Two learning rate schedulers one optimizer

barakb · January 30, 2020, 2:26pm

Hi, I want to adjust the learning rate of part of my model, let’s call it PartA using lr_schedulerA
And PartB using lr_schedulerB.
I didn’t find a way to do this, the only solution I found is to duplicate my optimizer, and put the parameters of each part in the corresponding optimizer:

    optimizerA = torch.optim.SGD(parametersA, args.lr,
                                momentum=args.sgd_momentum,
                                weight_decay=args.weight_decay)

   optimizerB = torch.optim.SGD(parametersB, args.lr,
                                    momentum=args.sgd_momentum,
                                    weight_decay=args.weight_decay)

And then :

        lr_schedulerA = torch.optim.lr_scheduler.MultiStepLR(optimizerA,
                                                        milestones=[100, 150], last_epoch=args.start_epoch - 1)
        lr_schedulerB = torch.optim.lr_scheduler.ExponentialLR(optimizerB,gamma=0.99)

Anyone holds a better idea to share with me?

Thanks!

ptrblck · January 31, 2020, 12:01am

Your approach looks reasonable as you are not duplicating the optimizer but rather use two different optimizers and schedulers for different parts of the model.
I think this use case looks clean and is quite easy to understand so I would stick to it and not hack around param_groups of the optimizer to pass them to different schedulers.

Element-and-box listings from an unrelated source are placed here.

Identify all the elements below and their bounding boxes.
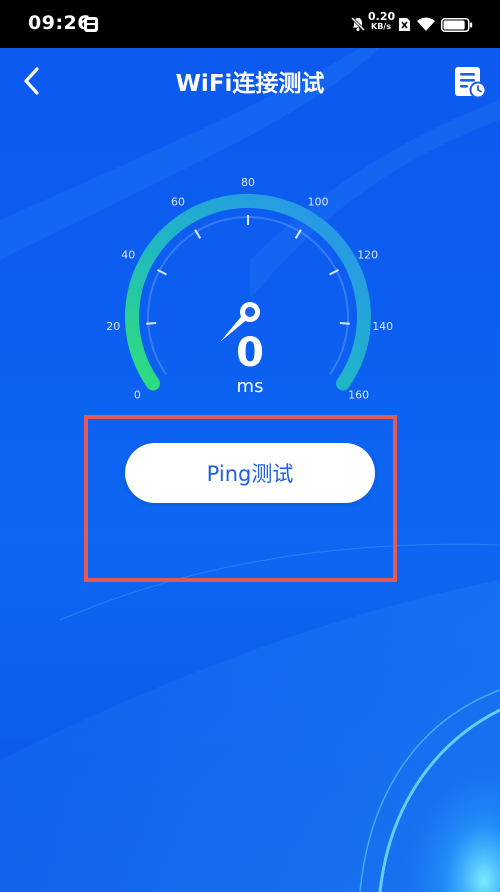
gauge-tick-label: 60 [171, 196, 185, 209]
back-chevron-icon[interactable] [18, 64, 48, 98]
history-list-icon[interactable] [452, 64, 488, 100]
wifi-test-screen: 09:26 0.20 KB/s WiFi连接测试 0 20 40 60 80 1… [0, 0, 500, 892]
battery-icon [441, 18, 473, 32]
latency-value: 0 [236, 330, 264, 376]
latency-unit: ms [236, 376, 264, 397]
no-sim-icon [399, 18, 410, 31]
gauge-tick-label: 120 [357, 249, 378, 262]
gauge-tick-label: 0 [134, 388, 141, 401]
gauge-tick [339, 322, 350, 325]
ping-test-button[interactable]: Ping测试 [125, 443, 375, 503]
network-speed: 0.20 KB/s [368, 10, 396, 32]
status-bar: 09:26 0.20 KB/s [0, 0, 500, 48]
network-speed-unit: KB/s [371, 22, 391, 31]
gauge-tick-label: 140 [372, 320, 393, 333]
gauge-tick-label: 20 [106, 320, 120, 333]
gauge-tick [146, 322, 157, 325]
mute-bell-icon [350, 16, 366, 32]
gauge-tick-label: 160 [348, 388, 369, 401]
page-title: WiFi连接测试 [175, 71, 325, 97]
gauge-tick-label: 100 [308, 196, 329, 209]
gauge-tick-label: 80 [241, 176, 255, 189]
status-time: 09:26 [28, 12, 91, 34]
status-icons: 0.20 KB/s [350, 10, 474, 36]
network-speed-value: 0.20 [368, 10, 396, 23]
wifi-icon [417, 17, 435, 31]
gauge-tick-label: 40 [121, 249, 135, 262]
notification-app-icon [84, 17, 98, 32]
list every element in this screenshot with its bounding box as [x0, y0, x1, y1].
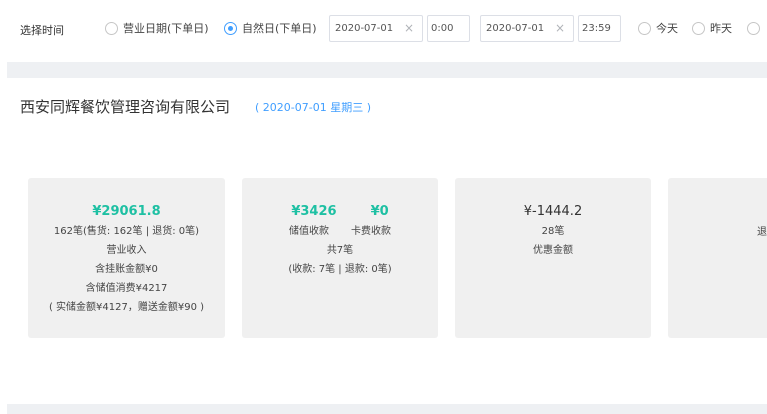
radio-more[interactable] — [747, 18, 765, 38]
clear-end-date-icon[interactable]: × — [555, 21, 565, 35]
start-time-value: 0:00 — [431, 23, 454, 34]
radio-natural-day-label: 自然日(下单日) — [242, 22, 317, 35]
card-fee-label: 卡费收款 — [351, 226, 391, 237]
card-fee-amount: ¥0 — [370, 204, 389, 219]
radio-natural-day[interactable]: 自然日(下单日) — [224, 18, 317, 38]
radio-yesterday-label: 昨天 — [710, 22, 732, 35]
end-time-input[interactable]: 23:59 — [578, 15, 621, 42]
refund-card[interactable]: 退 — [668, 178, 767, 338]
filter-label: 选择时间 — [20, 24, 64, 37]
end-date-input[interactable]: 2020-07-01 × — [480, 15, 574, 42]
radio-unchecked-icon — [105, 21, 118, 35]
revenue-amount: ¥29061.8 — [92, 204, 161, 219]
end-time-value: 23:59 — [582, 23, 611, 34]
discount-amount: ¥-1444.2 — [523, 204, 583, 219]
report-date: ( 2020-07-01 星期三 ) — [255, 101, 371, 114]
stored-amount: ¥3426 — [291, 204, 337, 219]
company-name: 西安同辉餐饮管理咨询有限公司 — [20, 98, 231, 116]
clear-start-date-icon[interactable]: × — [404, 21, 414, 35]
bottom-divider — [7, 404, 767, 414]
section-divider — [7, 62, 767, 78]
radio-today-label: 今天 — [656, 22, 678, 35]
discount-card[interactable]: ¥-1444.2 28笔 优惠金额 — [455, 178, 651, 338]
radio-checked-icon — [224, 21, 237, 35]
stored-label: 储值收款 — [289, 226, 329, 237]
time-filter-bar: 选择时间 营业日期(下单日) 自然日(下单日) 2020-07-01 × 0:0… — [0, 0, 767, 60]
revenue-stored-detail: ( 实储金额¥4127，赠送金额¥90 ) — [48, 302, 205, 313]
stored-detail: (收款: 7笔 | 退款: 0笔) — [288, 264, 392, 275]
start-date-input[interactable]: 2020-07-01 × — [329, 15, 423, 42]
radio-business-day-label: 营业日期(下单日) — [123, 22, 209, 35]
end-date-value: 2020-07-01 — [486, 23, 545, 34]
revenue-label: 营业收入 — [106, 245, 147, 256]
radio-today[interactable]: 今天 — [638, 18, 678, 38]
discount-label: 优惠金额 — [533, 245, 573, 256]
radio-unchecked-icon — [692, 21, 705, 35]
discount-count: 28笔 — [541, 226, 565, 237]
start-time-input[interactable]: 0:00 — [427, 15, 470, 42]
revenue-stored: 含储值消费¥4217 — [85, 283, 168, 294]
revenue-count: 162笔(售货: 162笔 | 退货: 0笔) — [53, 226, 200, 237]
radio-unchecked-icon — [638, 21, 651, 35]
radio-business-day[interactable]: 营业日期(下单日) — [105, 18, 209, 38]
stored-value-card[interactable]: ¥3426 ¥0 储值收款 卡费收款 共7笔 (收款: 7笔 | 退款: 0笔) — [242, 178, 438, 338]
refund-label-partial: 退 — [757, 227, 767, 238]
revenue-credit: 含挂账金额¥0 — [95, 264, 158, 275]
radio-yesterday[interactable]: 昨天 — [692, 18, 732, 38]
radio-unchecked-icon — [747, 21, 760, 35]
stored-total: 共7笔 — [326, 245, 354, 256]
start-date-value: 2020-07-01 — [335, 23, 394, 34]
revenue-card[interactable]: ¥29061.8 162笔(售货: 162笔 | 退货: 0笔) 营业收入 含挂… — [28, 178, 225, 338]
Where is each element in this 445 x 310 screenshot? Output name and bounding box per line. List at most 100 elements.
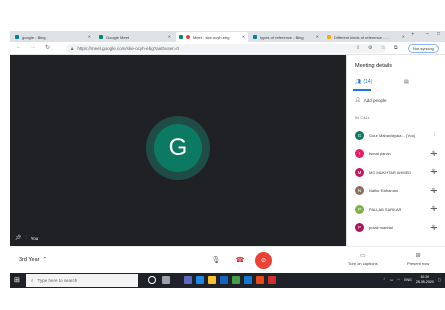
meeting-details-toggle[interactable]: 3rd Year ⌃: [19, 257, 47, 263]
browser-tab[interactable]: types of reference - Bing ✕: [250, 32, 322, 42]
teams-icon[interactable]: [184, 276, 192, 284]
powerpoint-icon[interactable]: [256, 276, 264, 284]
camera-button[interactable]: ⊘: [255, 252, 272, 269]
page-favicon-icon: [327, 35, 331, 39]
minimize-icon[interactable]: –: [426, 31, 429, 37]
file-explorer-icon[interactable]: [208, 276, 216, 284]
tab-title: Meet - ske-ocyh-ebg: [193, 34, 230, 40]
captions-icon: ▭: [359, 253, 366, 259]
url-text: https://meet.google.com/ske-ocyh-ebg?aut…: [77, 46, 179, 51]
browser-tab[interactable]: Google Meet ✕: [96, 32, 174, 42]
panel-tabs: 👥︎ (14) ▤: [347, 77, 445, 91]
tab-chat[interactable]: ▤: [404, 79, 409, 85]
tab-title: types of reference - Bing: [260, 34, 304, 40]
present-button[interactable]: ⊞ Present now: [407, 252, 429, 266]
forward-arrow-icon[interactable]: →: [30, 44, 36, 50]
search-placeholder: Type here to search: [37, 278, 78, 283]
in-call-section-label: IN CALL: [355, 116, 371, 120]
meet-favicon-icon: [99, 35, 103, 39]
audio-level-icon: ⫶: [25, 235, 27, 241]
tab-title: Different kinds of reference - ...: [334, 34, 389, 40]
close-tab-icon[interactable]: ✕: [168, 34, 171, 39]
meet-favicon-icon: [179, 35, 183, 39]
windows-taskbar: ⊞ ⌕ Type here to search ⌃ ▭ ◠ ENG 10:20 …: [10, 273, 445, 288]
browser-tab-strip: google - Bing ✕ Google Meet ✕ Meet - ske…: [10, 31, 445, 42]
captions-label: Turn on captions: [348, 261, 378, 266]
back-arrow-icon[interactable]: ←: [16, 44, 22, 50]
close-tab-icon[interactable]: ✕: [402, 34, 405, 39]
chevron-up-icon: ⌃: [42, 257, 48, 263]
mic-muted-icon: 🎙︎: [430, 150, 437, 157]
extension-icon[interactable]: ⚙: [368, 45, 372, 51]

NoobCoder · March 26, 2021, 3:39am

Hello,

I have two parts in my model let’s say ‘feature’ and ‘classifier’. In optimizer, I have defined two learning rates for these parts. I am not sure how I can set up the schedular for these two?

optim.SGD([
{‘params’: model.feature.parameters(), ‘lr’: 0.1},
{‘params’: model.classifier.parameters(), ‘lr’: 1}
], lr=1e-2, momentum=0.9)

I want to use OneCycleLR which needs lr in its parametrs. How should I pass two learning rates?

NoobCoder · March 26, 2021, 3:59am

Oh, that function accepts a list for each parameter group. I tested it, and it works fine.

Just one note that when you use OneCycleLR, the learning rate in the optimizer does not matter. What you put in max_lr determines your learning rate!

jameslahm · July 16, 2022, 3:07pm

@NoobCoder Hi, I encounter this problem too. Could you share how you set up the OneCycleLR for two different parameter groups with different learning rate? Thanks a lot!